Decision forest functions create predictive models based on the algorithm for decision-tree training and prediction.

The TD_DecisionForest function is an ensemble algorithm used for classification and regression predictive modeling problems. It is an extension of bootstrap aggregation (bagging) of decision trees. The function supports regression, binary, and multi-class classification.

Constructing a decision tree typically involves evaluating the value for each input feature in the data to select a split point. The function reduces the features to a random subset that can be considered at each split point. The algorithm can force each decision tree in the forest to be very different to improve prediction accuracy.

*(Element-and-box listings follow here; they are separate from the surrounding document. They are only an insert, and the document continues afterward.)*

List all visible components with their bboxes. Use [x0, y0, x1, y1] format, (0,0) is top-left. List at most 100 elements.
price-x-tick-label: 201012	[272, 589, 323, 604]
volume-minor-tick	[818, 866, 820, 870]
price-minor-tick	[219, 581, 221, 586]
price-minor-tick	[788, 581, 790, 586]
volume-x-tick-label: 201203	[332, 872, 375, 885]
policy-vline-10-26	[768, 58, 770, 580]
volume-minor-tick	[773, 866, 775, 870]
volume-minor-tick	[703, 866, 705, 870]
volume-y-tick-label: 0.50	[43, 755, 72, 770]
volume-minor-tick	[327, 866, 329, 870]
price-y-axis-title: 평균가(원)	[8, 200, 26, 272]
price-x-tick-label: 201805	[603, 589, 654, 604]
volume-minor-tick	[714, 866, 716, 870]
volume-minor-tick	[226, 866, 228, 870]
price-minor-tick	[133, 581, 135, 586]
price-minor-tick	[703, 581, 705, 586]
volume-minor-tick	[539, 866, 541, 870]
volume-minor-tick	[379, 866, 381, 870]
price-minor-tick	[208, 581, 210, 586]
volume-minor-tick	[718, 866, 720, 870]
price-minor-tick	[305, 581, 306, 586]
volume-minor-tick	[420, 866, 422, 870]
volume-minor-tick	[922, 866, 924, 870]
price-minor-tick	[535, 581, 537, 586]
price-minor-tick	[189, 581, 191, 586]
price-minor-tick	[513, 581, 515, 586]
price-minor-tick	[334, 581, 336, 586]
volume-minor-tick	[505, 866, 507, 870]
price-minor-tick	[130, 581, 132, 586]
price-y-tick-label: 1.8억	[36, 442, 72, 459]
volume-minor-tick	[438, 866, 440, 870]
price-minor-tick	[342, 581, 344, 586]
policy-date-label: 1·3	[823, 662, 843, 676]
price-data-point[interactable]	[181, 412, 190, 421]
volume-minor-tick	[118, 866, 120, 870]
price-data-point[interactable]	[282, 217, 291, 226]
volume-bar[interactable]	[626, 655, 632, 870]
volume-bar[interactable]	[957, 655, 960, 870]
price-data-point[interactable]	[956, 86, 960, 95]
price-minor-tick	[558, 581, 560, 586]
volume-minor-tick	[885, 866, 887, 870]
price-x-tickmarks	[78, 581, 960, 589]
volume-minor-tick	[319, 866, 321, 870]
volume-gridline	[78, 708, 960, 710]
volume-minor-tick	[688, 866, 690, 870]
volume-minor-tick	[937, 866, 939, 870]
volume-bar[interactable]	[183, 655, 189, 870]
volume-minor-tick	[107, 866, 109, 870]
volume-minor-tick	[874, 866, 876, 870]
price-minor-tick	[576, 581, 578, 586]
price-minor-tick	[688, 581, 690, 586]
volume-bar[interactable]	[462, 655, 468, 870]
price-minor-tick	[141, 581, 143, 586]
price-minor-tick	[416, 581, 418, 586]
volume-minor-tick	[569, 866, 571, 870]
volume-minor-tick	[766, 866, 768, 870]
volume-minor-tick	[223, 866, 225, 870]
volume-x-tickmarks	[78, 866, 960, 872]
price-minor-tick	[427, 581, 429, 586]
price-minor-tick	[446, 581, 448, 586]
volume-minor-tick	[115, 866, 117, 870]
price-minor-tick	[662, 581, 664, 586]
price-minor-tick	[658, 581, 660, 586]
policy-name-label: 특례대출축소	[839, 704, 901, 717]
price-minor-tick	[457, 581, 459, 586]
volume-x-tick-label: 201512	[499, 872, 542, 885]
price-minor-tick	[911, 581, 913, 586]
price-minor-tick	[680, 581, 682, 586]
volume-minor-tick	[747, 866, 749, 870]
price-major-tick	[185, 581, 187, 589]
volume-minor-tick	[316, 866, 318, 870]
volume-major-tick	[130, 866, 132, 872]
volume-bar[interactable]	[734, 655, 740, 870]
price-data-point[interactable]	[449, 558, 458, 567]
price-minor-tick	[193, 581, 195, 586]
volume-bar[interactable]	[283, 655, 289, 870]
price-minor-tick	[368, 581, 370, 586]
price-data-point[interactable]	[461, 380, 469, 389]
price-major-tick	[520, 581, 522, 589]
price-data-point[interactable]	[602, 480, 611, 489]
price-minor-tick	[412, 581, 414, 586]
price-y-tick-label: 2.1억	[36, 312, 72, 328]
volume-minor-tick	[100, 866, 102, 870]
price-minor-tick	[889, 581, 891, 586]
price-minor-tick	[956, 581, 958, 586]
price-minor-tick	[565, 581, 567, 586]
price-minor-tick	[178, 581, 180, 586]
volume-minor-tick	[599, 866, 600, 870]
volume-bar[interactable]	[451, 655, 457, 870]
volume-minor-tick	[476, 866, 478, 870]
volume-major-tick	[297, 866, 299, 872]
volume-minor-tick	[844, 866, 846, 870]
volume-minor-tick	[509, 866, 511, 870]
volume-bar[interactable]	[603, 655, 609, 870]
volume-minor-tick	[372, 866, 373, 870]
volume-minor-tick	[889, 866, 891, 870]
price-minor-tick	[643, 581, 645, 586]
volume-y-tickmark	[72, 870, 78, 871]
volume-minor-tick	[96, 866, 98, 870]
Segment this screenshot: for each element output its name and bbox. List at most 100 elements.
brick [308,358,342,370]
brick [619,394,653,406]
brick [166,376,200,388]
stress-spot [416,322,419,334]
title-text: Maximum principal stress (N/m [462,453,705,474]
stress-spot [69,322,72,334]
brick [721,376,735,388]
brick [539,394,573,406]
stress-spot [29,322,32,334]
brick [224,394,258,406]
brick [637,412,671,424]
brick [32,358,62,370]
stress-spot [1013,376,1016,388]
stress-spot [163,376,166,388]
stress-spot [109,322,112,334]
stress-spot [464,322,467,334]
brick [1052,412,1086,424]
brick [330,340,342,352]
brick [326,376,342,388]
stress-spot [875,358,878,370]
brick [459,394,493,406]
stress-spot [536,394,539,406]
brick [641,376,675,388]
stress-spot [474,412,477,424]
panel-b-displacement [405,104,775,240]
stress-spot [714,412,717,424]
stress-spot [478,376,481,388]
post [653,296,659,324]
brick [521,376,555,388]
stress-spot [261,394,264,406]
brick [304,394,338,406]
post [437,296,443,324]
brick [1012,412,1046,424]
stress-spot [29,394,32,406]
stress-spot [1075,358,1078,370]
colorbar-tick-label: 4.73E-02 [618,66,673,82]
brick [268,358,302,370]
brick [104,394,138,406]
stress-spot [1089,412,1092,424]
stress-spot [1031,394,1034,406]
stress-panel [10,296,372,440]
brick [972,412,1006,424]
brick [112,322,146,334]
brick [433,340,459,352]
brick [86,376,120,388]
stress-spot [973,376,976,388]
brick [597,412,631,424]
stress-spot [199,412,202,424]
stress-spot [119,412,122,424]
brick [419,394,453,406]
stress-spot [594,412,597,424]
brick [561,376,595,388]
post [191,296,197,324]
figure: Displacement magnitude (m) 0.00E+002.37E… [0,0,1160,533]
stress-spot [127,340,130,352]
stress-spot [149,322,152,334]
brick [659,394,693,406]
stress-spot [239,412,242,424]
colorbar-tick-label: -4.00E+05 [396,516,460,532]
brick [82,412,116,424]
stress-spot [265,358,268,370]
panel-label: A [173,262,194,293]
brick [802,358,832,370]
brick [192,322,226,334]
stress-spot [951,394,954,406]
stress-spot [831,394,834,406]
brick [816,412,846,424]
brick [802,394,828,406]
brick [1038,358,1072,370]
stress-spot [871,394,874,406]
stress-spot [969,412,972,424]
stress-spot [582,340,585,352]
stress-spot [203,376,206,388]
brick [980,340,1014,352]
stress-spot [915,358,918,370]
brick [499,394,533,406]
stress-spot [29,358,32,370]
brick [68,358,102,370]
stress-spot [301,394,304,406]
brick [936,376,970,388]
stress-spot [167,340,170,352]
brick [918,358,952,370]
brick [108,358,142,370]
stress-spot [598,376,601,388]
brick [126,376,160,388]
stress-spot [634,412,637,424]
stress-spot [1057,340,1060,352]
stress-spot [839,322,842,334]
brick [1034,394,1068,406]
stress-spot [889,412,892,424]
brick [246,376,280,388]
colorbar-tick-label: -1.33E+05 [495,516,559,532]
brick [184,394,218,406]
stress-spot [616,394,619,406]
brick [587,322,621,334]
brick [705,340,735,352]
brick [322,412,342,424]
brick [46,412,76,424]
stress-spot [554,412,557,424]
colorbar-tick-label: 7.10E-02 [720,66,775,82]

Each node in the tree represents a decision based on the value of a single feature, and the tree is grown by iteratively splitting the data into smaller and smaller subsets based on these decisions. It repeats this process until it finds the best variable to split the data at a given level of a tree, and repeats it at each level until the stopping criterion is met.

The function reduces the features to a random subset that can be considered at each split point. The algorithm can force each decision tree in the forest to be very different to improve prediction accuracy.

Consider the following points:
  • All input features are numeric. Convert the categorical columns to numerical columns as preprocessing step.
  • For classification, class labels (ResponseColumn values) can only be integers. A maximum of 500 classes is supported for classification.
  • Any observation with a missing value in an input column is skipped and not used for training. You can use the TD_SimpleImpute function to assign missing values.
TD_DecisionForest has several parameters that can be tuned to optimize performance, including the number of trees, the maximum depth of each tree, and the minimum number of samples required to split a node. The trees are constructed in parallel by all the AMPs, which have a non-empty partition of data.
  • When you specify the NumTrees value, the number of trees built by the function is adjusted as:
    Number_of_trees = Num_AMPs_with_data * (NumTrees/Num_AMPs_with_data)
  • For Num_AMPs_with_data value, use the SQL command SELECT HASHAMP()+1;.
  • When you do not specify the NumTrees value, the number of trees built by an AMP is calculated as:
    Number_of_AMP_trees = CoverageFactor * Num_Rows_AMP / TreeSize

    The number of trees built by the function is the sum of Number_of_AMP_trees.

    When a data set is small, best practice is to distribute the data to one AMP. To do this, create an identifier column as a primary index, and use the same value for each row.
  • The TreeSize value determines the sample size used to build a tree in the forest and depends on the memory available to the AMP. By default, this value is computed internally by the function. The function reserves approximately 40% of its available memory to store the input sample, while the rest is used to build the tree.
Processing time is controlled by the number of trees, and complexity of the trees. For example, changing CoverageFactor from 1.0 to 2.0 doubles the number of trees and increases processing time of the query.

The function uses a training dataset to create a predictive model. The TD_DecisionForestPredict function uses the model created by the TD_DecisionForest function for making predictions. See TD_DecisionForestPredict.

The following is an example of how to use TD_DecisionForest:
  1. Convert the categorical columns to numerical columns.
  2. Determine the parameters to use with the function, such as tree depth, model type, and number of trees.
  3. Use TD_DecisionForest on a training dataset to create a predictive model.
  4. Use TD_DecisionForestPredict function on the model created by the TD_DecisionForest function to make predictions.